The Easy Peace Is Over

When the first Abraham Accords were signed, I allowed myself a rare moment of cautious optimism.

I have spent a considerable part of my life in the Middle East, and it remains a region I genuinely love despite all its contradictions. Few places possess such beauty, such history, and such astonishing complexity. Yet for as long as I can remember, peace always seemed to hover just beyond reach, like a mirage that dissolved the moment anyone drew close enough to touch it.

I never truly expected to witness meaningful regional reconciliation during my lifetime.

Then the agreements began to appear.

One after another.

For the first time in many years, I found myself hoping.

Perhaps this was the beginning of something much larger.

Perhaps genuine regional peace was finally possible.

Perhaps.

Then the momentum stopped.

Today we find ourselves facing one of the most dangerous periods the region has experienced in decades.
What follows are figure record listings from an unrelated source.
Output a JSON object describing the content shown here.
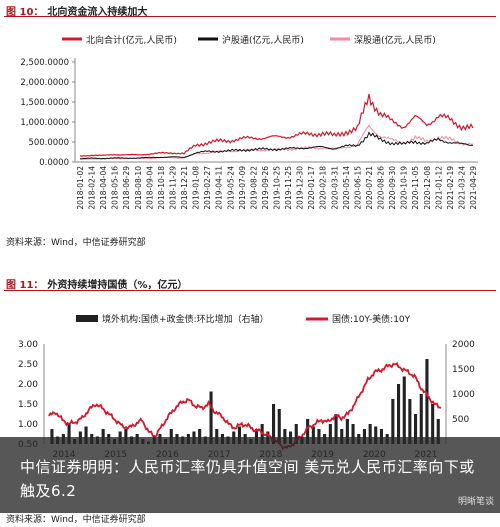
{
  "fig10": {
    "title_num": "图 10：",
    "title_text": "北向资金流入持续加大",
    "source": "资料来源：Wind，中信证券研究部"
  },
  "fig11": {
    "title_num": "图 11：",
    "title_text": "外资持续增持国债（%，亿元）",
    "source": "资料来源：Wind，中信证券研究部"
  },
  "overlay": {
    "headline": "中信证券明明：人民币汇率仍具升值空间 美元兑人民币汇率向下或触及6.2",
    "watermark": "明晰笔谈"
  },
  "colors": {
    "red": "#d7172b",
    "black": "#111111",
    "pink": "#f28ca0",
    "bar": "#222222"
  },
  "chart_data": [
    {
      "type": "line",
      "legend_position": "top",
      "y_ticks": [
        "0.0000",
        "500.0000",
        "1,000.0000",
        "1,500.0000",
        "2,000.0000",
        "2,500.0000"
      ],
      "ylim": [
        0,
        2500
      ],
      "x_labels": [
        "2018-01-02",
        "2018-02-14",
        "2018-04-04",
        "2018-05-16",
        "2018-06-29",
        "2018-08-10",
        "2018-09-04",
        "2018-10-18",
        "2018-11-29",
        "2018-12-21",
        "2019-01-08",
        "2019-02-27",
        "2019-04-11",
        "2019-05-24",
        "2019-07-09",
        "2019-08-22",
        "2019-09-26",
        "2019-10-25",
        "2019-11-25",
        "2019-12-30",
        "2020-01-17",
        "2020-02-18",
        "2020-03-31",
        "2020-05-14",
        "2020-06-15",
        "2020-07-21",
        "2020-08-26",
        "2020-09-30",
        "2020-10-19",
        "2020-11-05",
        "2020-12-08",
        "2021-01-12",
        "2021-02-19",
        "2021-03-24",
        "2021-04-29"
      ],
      "series": [
        {
          "name": "北向合计(亿元,人民币)",
          "color": "#d7172b",
          "values": [
            150,
            170,
            160,
            190,
            175,
            180,
            200,
            220,
            230,
            210,
            420,
            480,
            520,
            540,
            580,
            600,
            610,
            620,
            640,
            680,
            700,
            720,
            650,
            760,
            820,
            1650,
            1200,
            1000,
            900,
            1100,
            950,
            1150,
            1050,
            900,
            850
          ]
        },
        {
          "name": "沪股通(亿元,人民币)",
          "color": "#111111",
          "values": [
            80,
            95,
            90,
            100,
            95,
            100,
            110,
            120,
            125,
            115,
            230,
            260,
            270,
            280,
            300,
            310,
            320,
            320,
            330,
            350,
            360,
            370,
            340,
            390,
            420,
            700,
            550,
            480,
            440,
            520,
            460,
            560,
            500,
            440,
            420
          ]
        },
        {
          "name": "深股通(亿元,人民币)",
          "color": "#f28ca0",
          "values": [
            70,
            80,
            75,
            90,
            85,
            90,
            95,
            105,
            110,
            100,
            200,
            230,
            260,
            270,
            290,
            300,
            300,
            310,
            320,
            340,
            350,
            360,
            320,
            380,
            420,
            900,
            650,
            540,
            480,
            600,
            520,
            620,
            560,
            480,
            450
          ]
        }
      ]
    },
    {
      "type": "bar+line",
      "legend_position": "top",
      "x_labels": [
        "2014",
        "2015",
        "2016",
        "2017",
        "2018",
        "2019",
        "2020",
        "2021"
      ],
      "y_left_ticks": [
        "0.50",
        "1.00",
        "1.50",
        "2.00",
        "2.50",
        "3.00"
      ],
      "y_left_lim": [
        0.5,
        3.0
      ],
      "y_right_ticks": [
        "500",
        "1000",
        "1500",
        "2000"
      ],
      "y_right_lim": [
        0,
        2000
      ],
      "series": [
        {
          "name": "境外机构:国债+政金债:环比增加（右轴）",
          "kind": "bar",
          "axis": "right",
          "color": "#222222",
          "values": [
            300,
            150,
            200,
            400,
            100,
            250,
            350,
            200,
            150,
            300,
            200,
            100,
            250,
            300,
            150,
            200,
            100,
            50,
            150,
            200,
            100,
            300,
            200,
            150,
            200,
            250,
            300,
            150,
            1050,
            300,
            200,
            150,
            250,
            350,
            200,
            100,
            300,
            400,
            250,
            800,
            700,
            300,
            250,
            400,
            150,
            500,
            350,
            300,
            200,
            400,
            600,
            300,
            500,
            400,
            200,
            300,
            400,
            350,
            300,
            200,
            900,
            1200,
            1350,
            900,
            600,
            1000,
            1700,
            800,
            500
          ]
        },
        {
          "name": "国债:10Y-美债:10Y",
          "kind": "line",
          "axis": "left",
          "color": "#d7172b",
          "values": [
            1.2,
            1.3,
            1.1,
            1.0,
            1.05,
            1.15,
            1.35,
            1.5,
            1.4,
            1.25,
            1.1,
            0.95,
            0.9,
            1.0,
            1.1,
            0.8,
            0.7,
            0.95,
            1.2,
            1.4,
            1.55,
            1.6,
            1.45,
            1.4,
            1.5,
            1.3,
            1.2,
            1.0,
            0.9,
            1.0,
            0.95,
            0.85,
            0.8,
            0.7,
            0.6,
            0.45,
            0.4,
            0.55,
            0.7,
            0.9,
            1.0,
            1.1,
            1.05,
            1.2,
            1.15,
            1.25,
            1.5,
            1.8,
            2.1,
            2.3,
            2.35,
            2.45,
            2.5,
            2.4,
            2.3,
            2.2,
            1.9,
            1.7,
            1.5,
            1.4
          ]
        }
      ]
    }
  ]
}
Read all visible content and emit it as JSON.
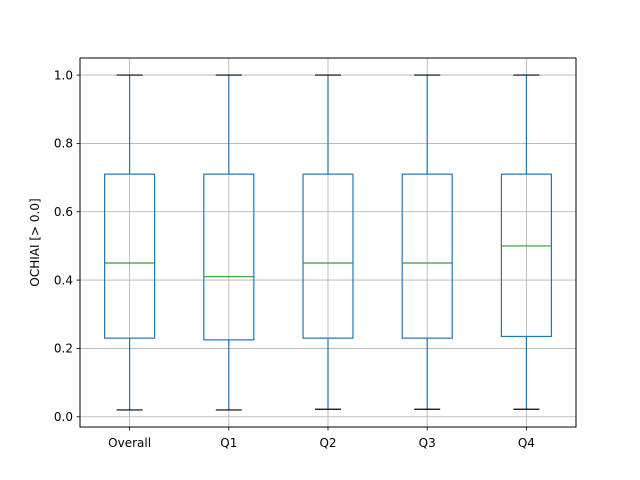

Open warfare. Multiple fronts. Escalation where optimism once briefly lived.

Looking back, I suspect the Abraham Accords were, in one important respect, deceptive.

Not because they were unimportant.

Far from it.

They represented real diplomatic achievements.

But they were also the low-hanging fruit.

The countries that signed had, for years, quietly moved towards closer relations with Israel. Strategic interests increasingly aligned. Shared concerns had already created foundations upon which formal agreements could eventually be built. Once political conditions allowed, the signatures came relatively quickly.

Those were the easier victories.

The real challenge has always been elsewhere.

The region’s hardest diplomatic targets remain precisely that because they involve societies where public opinion towards Israel remains deeply hostile, where historical grievances remain powerful, and where leaders often face enormous domestic risks if they move too far ahead of their own populations.

Signing a document is one thing.

Changing generations of political culture is something else entirely.

History offers sobering reminders.

Consider Anwar Sadat.

His decision to pursue peace with Israel transformed the strategic landscape of the Middle East, yet it also made him a target. He ultimately paid for that decision with his life. The treaty endured, but the relationship that followed was often described less as a warm peace than as a cold one—stable, valuable, but never fully embraced by large parts of the public.

That distinction matters.

Governments can negotiate.

Peoples take far longer.

Diplomatic agreements can be signed in a matter of weeks.

Trust often requires generations.

Donald Trump has repeatedly demonstrated a preference for pursuing negotiations that can produce visible results within politically meaningful timeframes. There is nothing inherently wrong with that. Success encourages further success.

But the remaining obstacles in the Middle East are not quick wins.

They are the difficult ones.

The ones where history weighs heavily.

The ones where domestic politics can prove more dangerous than foreign policy.

The ones where signatures alone are not enough.

Those are the agreements that will determine whether the region merely experiences temporary pauses between conflicts—or eventually discovers something approaching lasting peace.